Movement towards cloud computing has opened up people’s eyes to trust issues.  The same issues are relevant to every piece of COTS software you get as part of your supply chain!  It requires a profound shift from physical to virtual security.

“We need a rating scheme!”  Like food labels, for software.  They’re thinking about it in conjunction with NIST and OWASP as a way to raise product assurance expectations.

He mentioned that other software areas like embedded and industrial control might have different views on the top 25 and they’re very interested in how to include those.

They’re publishing a bunch of pocket guides to try to make the process accessible.  There’s a focus on supply risk chain management, including services.

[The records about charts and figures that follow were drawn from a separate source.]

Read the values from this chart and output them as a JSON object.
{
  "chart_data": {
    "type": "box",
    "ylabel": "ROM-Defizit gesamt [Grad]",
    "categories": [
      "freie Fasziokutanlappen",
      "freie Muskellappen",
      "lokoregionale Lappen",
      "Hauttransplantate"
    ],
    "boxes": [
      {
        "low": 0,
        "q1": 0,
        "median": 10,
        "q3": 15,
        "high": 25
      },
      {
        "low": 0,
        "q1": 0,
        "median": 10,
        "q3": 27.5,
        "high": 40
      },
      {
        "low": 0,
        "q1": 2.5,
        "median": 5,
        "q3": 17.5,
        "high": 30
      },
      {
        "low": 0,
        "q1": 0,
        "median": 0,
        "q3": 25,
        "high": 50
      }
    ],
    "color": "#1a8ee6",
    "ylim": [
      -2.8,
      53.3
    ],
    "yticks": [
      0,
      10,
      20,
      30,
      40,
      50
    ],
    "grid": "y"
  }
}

Side note – don’t disable compiler warnings!  Even the compiler guys are working with the sec guys.  If you disable compiler warnings you’re on the “willful disregard” side of due diligence.

You need to provide security engineering and risk-based analysis throughout the lifecycle (plan, design, build, deploy) – that generates more resilient software products/systems.

  • Plan – risk assessment
  • Design – security design review
  • Build – app security testing
  • Deploy – SW support, scanning, remediation

They’re trying to incorporate software assurance programs into higher education.

Like Matt, he mentioned the Rugged Software Manifesto.  Hearing this both from “OWASP guy” and “Homeland security guy” convinced me it was something that bore looking into.  I like the focus on “rugged” – it’s more than just being secure, and “security” can seem like an ephemeral concept to untrained developers.  “Rugged” nicely encompasses reliable, secure, resilient…  I like it.

You can do software assurance self assessment they provide on their Web site to get started.

It was interesting, at times it seemed like Government Program Bureaucratese but then he’d pull out stuff like the CWE top 25 and the Rugged Software Manifesto – they really seem to be trying to leverage “real” efforts and help use the pull of Homeland Security’s Cyber Security Division to spread them more widely.